Mr. (Mark Benninghofen) and Mrs. (Bethany Ford) Silver |
Sid (Mark Benninghofen) and his beloved Anne |
One of the great things about this play is that it raises questions but doesn't offer easy answers. No character is all bad or good. As an audience member, I definitely sympathized with Sid and wanted things to go his way, but also found myself frustrated at some of his actions. This is a complex portrait of a man whose good intentions to make an important story heard became an unhealthy obsession, believing he was the only person who could tell that story. But the truth is Anne's story didn't belong to him, it didn't belong to Goodrich and Hacket, it didn't even belong to Otto Frank. It's Anne's alone, which she left behind for each of us to experience in our own way. In the post-show discussion the day I attended, one audience member, who had worked with Holocaust survivors, very eloquently spoke about how the horror of the Holocaust is something that's difficult for those of us who haven't lived through it to comprehend. That level of cruelty is so far beyond what most of us can even imagine that it's difficult to wrap our minds around it. Maybe that's why Anne's story is so popular. She struggled to understand it herself, and she was living it. Anne gives us a tiny window into that horrific world, one simple story that we can grasp and put a face on the faceless and nameless millions.

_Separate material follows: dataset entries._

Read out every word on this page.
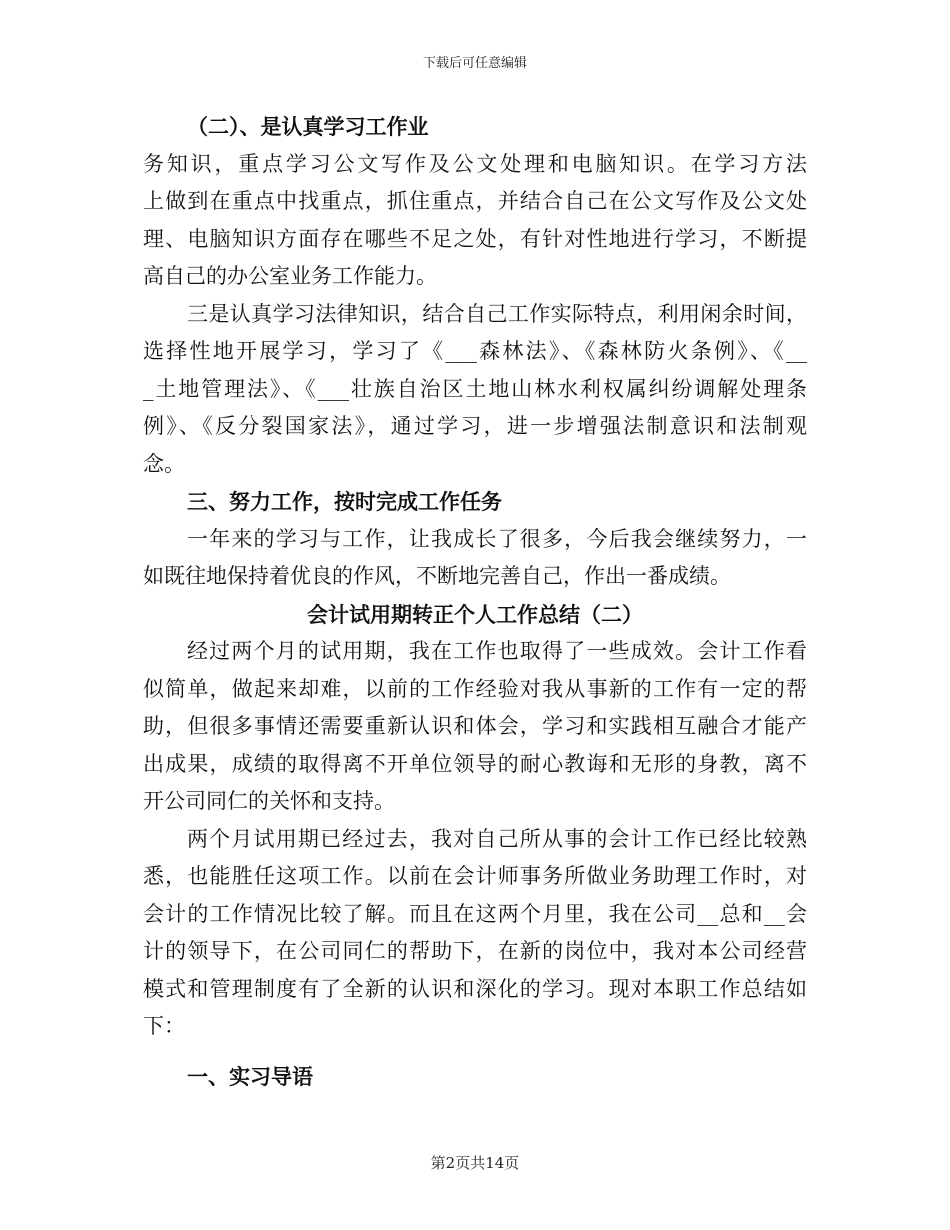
下载后可任意编辑
（二）、是认真学习工作业
务知识，重点学习公文写作及公文处理和电脑知识。在学习方法
上做到在重点中找重点，抓住重点，并结合自己在公文写作及公文处
理、电脑知识方面存在哪些不足之处，有针对性地进行学习，不断提
高自己的办公室业务工作能力。
三是认真学习法律知识，结合自己工作实际特点，利用闲余时间，
选择性地开展学习，学习了《___森林法》、《森林防火条例》、《__
_土地管理法》、《___壮族自治区土地山林水利权属纠纷调解处理条
例》、《反分裂国家法》，通过学习，进一步增强法制意识和法制观
念。
三、努力工作，按时完成工作任务
一年来的学习与工作，让我成长了很多，今后我会继续努力，一
如既往地保持着优良的作风，不断地完善自己，作出一番成绩。
会计试用期转正个人工作总结（二）
经过两个月的试用期，我在工作也取得了一些成效。会计工作看
似简单，做起来却难，以前的工作经验对我从事新的工作有一定的帮
助，但很多事情还需要重新认识和体会，学习和实践相互融合才能产
出成果，成绩的取得离不开单位领导的耐心教诲和无形的身教，离不
开公司同仁的关怀和支持。
两个月试用期已经过去，我对自己所从事的会计工作已经比较熟
悉，也能胜任这项工作。以前在会计师事务所做业务助理工作时，对
会计的工作情况比较了解。而且在这两个月里，我在公司__总和__会
计的领导下，在公司同仁的帮助下，在新的岗位中，我对本公司经营
模式和管理制度有了全新的认识和深化的学习。现对本职工作总结如
下：
一、实习导语
第2页共14页
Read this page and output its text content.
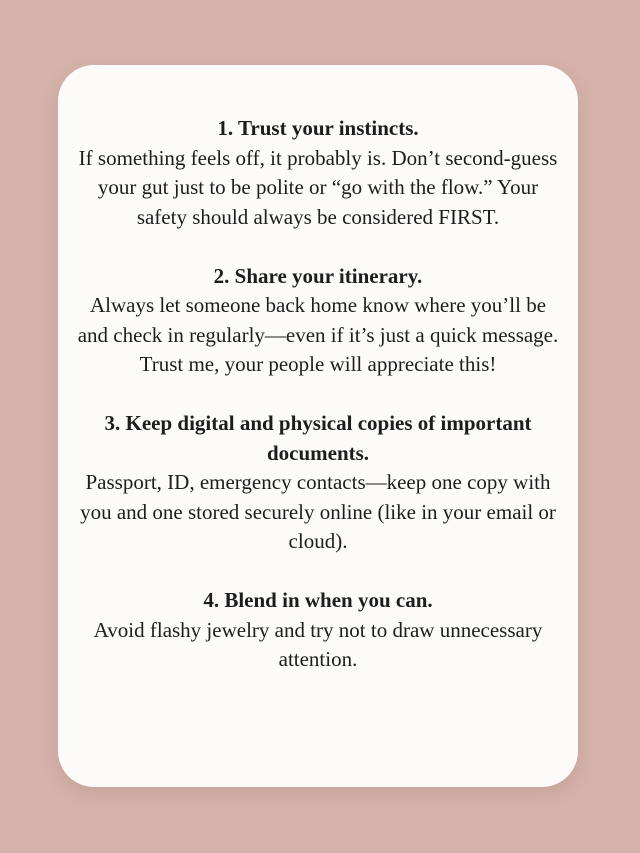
1. Trust your instincts.

If something feels off, it probably is. Don’t second-guess your gut just to be polite or “go with the flow.” Your safety should always be considered FIRST.

2. Share your itinerary.

Always let someone back home know where you’ll be and check in regularly—even if it’s just a quick message. Trust me, your people will appreciate this!

3. Keep digital and physical copies of important documents.

Passport, ID, emergency contacts—keep one copy with you and one stored securely online (like in your email or cloud).

4. Blend in when you can.

Avoid flashy jewelry and try not to draw unnecessary attention.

It's really a wonder that I haven't dropped all my ideals, because they seem so absurd and impossible to carry out. Yet I keep them, because in spite of everything, I still believe that people are really good at heart.Compulsion or the House Behind is playing for two more weekends at the Hillcrest Center on Ford Parkway in St. Paul. It's a fascinating, compelling, and thought-provoking look at the story behind a very familiar story.